Within Emerging Discipline Of Computational Biology, Yufeng Shen Seeks Discovery Of Novel Genetic Variants That Cause Disease
Yufeng Shen found his passion for science in childhood, but he developed a fascination for both math and physics as his education progressed. In an earlier generation, he would have needed to choose between divergent paths. Instead, he chased his calling within an important emerging discipline.
Shen, who was awarded tenure and promoted to the rank of Associate Professor in the Columbia Department of Biomedical Informatics (DBMI) and Systems Biology this past summer, is among the earliest generation trained in computational biology. Utilizing new methods, he answers long-standing questions that impact health. Specifically, his research has focused on discovering novel genetic variants that cause human diseases.
His current work focuses on developing new computational methods to interpret genome data, identifying genetic causes of human diseases by integrating multiple types of genomic data, and modeling of immune cell populations. That research has led to important findings, including his work on the Deep Genetic Connection between Cancer and Developmental Disorders, published in Human Mutation.
Using innovative sequencing techniques from published studies of cancer and developmental disorders, Shen and his students identified a significant number of genes implicated in both diseases.
“This project allows us to use the larger cancer data to inform analysis in genetic variations of developmental disorders, and to find new risk genes and new risk variance,” Shen said. “It also provides a new perspective on how to optimize care for kids with developmental disorders. There is probably two to three times more risk of developing cancer for kids with developmental disorders than otherwise healthy kids.”
Shen continues this research by sequencing and analyzing samples in collaboration with the NIH Gabriella Miller Kids First Pediatric Research Program, which is developing a large-scale data resource to help researchers uncover new insights into the biology of childhood cancer and structural birth defects.
Most human genes won’t suffer obvious negative impacts by the disruption of one copy (as there are two copies of each gene, one from each parent). However, about one quarter can lead to developmental disorders when one copy is disrupted. Those genes are considered haploinsufficient and critically important to genetic understanding of human diseases and genomic medicine. But they are largely unidentified.
Shen developed a computational model (Episcore) that used epigenomic data to predict other potential haploinsufficient genes. This method is currently being used in genetic studies of birth defects and autism as well.
“Genomic sequencing data and epigenomic data have typically been distinct research fields,” Shen said. “The integration of those fields is very promising, because we are getting much more data.”
Shen has worked with genomes since earning his Ph.D. in computational biology from the Baylor College of Medicine. He produced the first draft genome of a sea urchin, a model organism useful in developmental biology studies. Shen’s transition to human genetics occurred when he worked on the analysis of Dr. James Watson’s genome, the first human genome sequenced using next-generation technologies.
His interest in connecting genotype with phenotype, and how to medically interpret the human genome, was piqued at Baylor. He brought that fascination to Columbia, where he first joined as a postdoc supervised by Dr. Itsik Pe’er, an associate professor in the Department of Computer Science. Pe’er proved to a mentor to Shen in several areas, ranging from his state-of-the-art knowledge in human genetics and computer science to his rigorous approach to research, writing, and presentations.

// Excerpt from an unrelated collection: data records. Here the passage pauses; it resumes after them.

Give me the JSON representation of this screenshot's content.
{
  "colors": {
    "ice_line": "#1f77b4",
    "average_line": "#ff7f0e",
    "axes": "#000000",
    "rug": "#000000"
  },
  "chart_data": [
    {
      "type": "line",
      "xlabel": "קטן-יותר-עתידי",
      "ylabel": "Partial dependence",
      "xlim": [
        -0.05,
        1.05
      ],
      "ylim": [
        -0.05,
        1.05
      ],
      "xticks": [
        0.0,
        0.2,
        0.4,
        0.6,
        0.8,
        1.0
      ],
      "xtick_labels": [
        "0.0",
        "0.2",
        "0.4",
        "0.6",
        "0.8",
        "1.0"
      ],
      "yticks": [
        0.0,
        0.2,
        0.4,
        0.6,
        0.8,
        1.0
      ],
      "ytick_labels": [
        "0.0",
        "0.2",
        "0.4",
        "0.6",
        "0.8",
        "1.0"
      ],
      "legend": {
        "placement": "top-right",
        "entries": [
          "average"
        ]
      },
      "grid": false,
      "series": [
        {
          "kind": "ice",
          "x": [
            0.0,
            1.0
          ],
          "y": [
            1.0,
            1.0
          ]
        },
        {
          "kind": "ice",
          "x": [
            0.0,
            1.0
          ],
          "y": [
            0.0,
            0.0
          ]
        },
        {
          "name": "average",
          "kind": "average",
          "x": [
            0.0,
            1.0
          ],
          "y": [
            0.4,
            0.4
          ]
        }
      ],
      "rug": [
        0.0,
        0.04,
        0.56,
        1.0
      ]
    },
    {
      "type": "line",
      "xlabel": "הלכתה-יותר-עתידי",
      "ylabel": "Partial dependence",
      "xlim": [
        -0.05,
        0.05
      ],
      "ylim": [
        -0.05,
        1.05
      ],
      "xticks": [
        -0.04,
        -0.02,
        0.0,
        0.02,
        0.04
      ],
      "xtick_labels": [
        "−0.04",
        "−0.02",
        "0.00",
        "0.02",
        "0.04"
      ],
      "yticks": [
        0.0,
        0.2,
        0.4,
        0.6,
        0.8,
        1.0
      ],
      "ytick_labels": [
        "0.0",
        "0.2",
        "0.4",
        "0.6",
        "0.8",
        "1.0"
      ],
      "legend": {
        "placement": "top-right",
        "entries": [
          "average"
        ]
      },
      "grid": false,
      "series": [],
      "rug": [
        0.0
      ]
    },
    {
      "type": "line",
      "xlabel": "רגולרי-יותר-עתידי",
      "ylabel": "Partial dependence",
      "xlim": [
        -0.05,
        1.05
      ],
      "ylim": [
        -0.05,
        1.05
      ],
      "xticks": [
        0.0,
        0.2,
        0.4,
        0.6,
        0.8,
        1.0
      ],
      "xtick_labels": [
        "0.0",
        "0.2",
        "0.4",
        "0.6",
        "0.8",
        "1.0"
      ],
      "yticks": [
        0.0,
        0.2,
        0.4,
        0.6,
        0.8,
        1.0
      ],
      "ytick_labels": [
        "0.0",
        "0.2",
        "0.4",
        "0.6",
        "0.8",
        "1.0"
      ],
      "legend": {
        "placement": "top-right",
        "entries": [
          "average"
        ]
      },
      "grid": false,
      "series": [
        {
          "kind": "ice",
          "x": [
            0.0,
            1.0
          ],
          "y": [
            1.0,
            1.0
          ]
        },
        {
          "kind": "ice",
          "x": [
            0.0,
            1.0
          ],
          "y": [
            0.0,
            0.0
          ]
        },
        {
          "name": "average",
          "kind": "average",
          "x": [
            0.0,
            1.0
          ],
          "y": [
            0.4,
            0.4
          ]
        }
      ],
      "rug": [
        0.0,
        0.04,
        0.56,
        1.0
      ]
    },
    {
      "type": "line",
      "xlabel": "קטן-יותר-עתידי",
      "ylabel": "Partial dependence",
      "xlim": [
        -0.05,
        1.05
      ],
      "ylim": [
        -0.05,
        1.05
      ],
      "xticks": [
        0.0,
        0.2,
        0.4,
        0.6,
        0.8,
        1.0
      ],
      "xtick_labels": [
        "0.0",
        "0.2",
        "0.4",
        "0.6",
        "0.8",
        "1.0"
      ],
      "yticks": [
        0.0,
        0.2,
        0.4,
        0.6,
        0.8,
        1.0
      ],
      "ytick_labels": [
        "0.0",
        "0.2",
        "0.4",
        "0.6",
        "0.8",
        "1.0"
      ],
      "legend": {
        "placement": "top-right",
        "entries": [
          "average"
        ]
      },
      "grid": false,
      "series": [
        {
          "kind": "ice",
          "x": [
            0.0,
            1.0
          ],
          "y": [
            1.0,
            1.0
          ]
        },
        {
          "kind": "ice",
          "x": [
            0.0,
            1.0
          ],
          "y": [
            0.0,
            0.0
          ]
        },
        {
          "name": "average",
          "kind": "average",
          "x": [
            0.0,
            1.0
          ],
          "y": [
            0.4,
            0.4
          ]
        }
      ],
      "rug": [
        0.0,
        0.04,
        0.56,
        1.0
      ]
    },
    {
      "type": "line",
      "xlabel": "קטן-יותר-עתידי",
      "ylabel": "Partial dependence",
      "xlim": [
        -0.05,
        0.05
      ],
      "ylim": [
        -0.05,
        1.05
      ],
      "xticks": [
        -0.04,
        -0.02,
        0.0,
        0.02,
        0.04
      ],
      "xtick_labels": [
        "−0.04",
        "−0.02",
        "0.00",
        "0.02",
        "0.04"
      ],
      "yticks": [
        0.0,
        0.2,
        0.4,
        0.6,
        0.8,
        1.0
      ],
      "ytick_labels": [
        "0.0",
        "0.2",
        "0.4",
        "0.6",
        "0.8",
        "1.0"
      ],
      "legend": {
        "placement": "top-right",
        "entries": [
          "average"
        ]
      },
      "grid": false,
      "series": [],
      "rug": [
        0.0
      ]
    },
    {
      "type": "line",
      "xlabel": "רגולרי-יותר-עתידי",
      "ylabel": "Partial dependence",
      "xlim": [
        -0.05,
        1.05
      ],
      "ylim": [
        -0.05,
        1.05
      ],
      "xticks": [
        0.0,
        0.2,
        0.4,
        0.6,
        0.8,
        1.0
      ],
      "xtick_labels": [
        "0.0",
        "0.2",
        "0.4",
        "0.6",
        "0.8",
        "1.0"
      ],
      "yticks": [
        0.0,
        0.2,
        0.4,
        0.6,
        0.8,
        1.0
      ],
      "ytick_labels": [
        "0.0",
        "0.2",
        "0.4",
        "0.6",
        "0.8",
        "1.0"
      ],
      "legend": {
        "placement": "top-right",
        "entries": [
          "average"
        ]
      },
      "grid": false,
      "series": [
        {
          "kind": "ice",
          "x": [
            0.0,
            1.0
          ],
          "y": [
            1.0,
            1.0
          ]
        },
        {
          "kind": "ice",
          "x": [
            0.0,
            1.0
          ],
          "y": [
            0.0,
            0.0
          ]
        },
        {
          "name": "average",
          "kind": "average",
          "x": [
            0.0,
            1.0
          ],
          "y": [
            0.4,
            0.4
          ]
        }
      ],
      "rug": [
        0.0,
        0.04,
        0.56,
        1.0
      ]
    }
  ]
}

Respect came from both sides of the collaboration.
“What impressed me the most about him as a scientist then and now is that he truly embraces interdisciplinarity and embodies the ideal conduct of a cross-disciplinary investigator,” Pe’er said. “His ability to delve into the most nuanced mathematical equations on the one end, then seamlessly shift focus to the biochemical details of a laboratory protocol or to the clinical diagnosis of a phenotype, allows him to build off this broad basis as he zooms out and reaches high-level conclusions.”
Shen joined the DBMI and Systems Biology departments as an assistant professor in 2011. Both Columbia and NewYork-Presbyterian Hospital have aided his work.
“There is a big component of clinical informatics that solves real problems at the hospital,” Shen said. “There are very impressive people working on hard-core computational science problems. Both are very helpful to my research. The aspect of solving real problems in medicine, as well as the clinics, is the root of my research. It keeps my research grounded and always keeps my sight on what’s really important, which is improving healthcare and how we treat patients.”
The newly tenured Shen plans to continue developing innovative computational approaches to integrate genomic data in studies of human disease. A paper currently under peer review focuses on a new method (MVP) to improve predictions of pathogenicity — variants that cause disease — using deep learning methods. This work is supported by the eMERGE Grant, which focuses on linking genetics with EHR.
Looking forward to the coming years, Shen believes that important medical advances in the field could be on the horizon, and he is excited to put his passion and expertise to work in finding critical breakthroughs in the study of human diseases.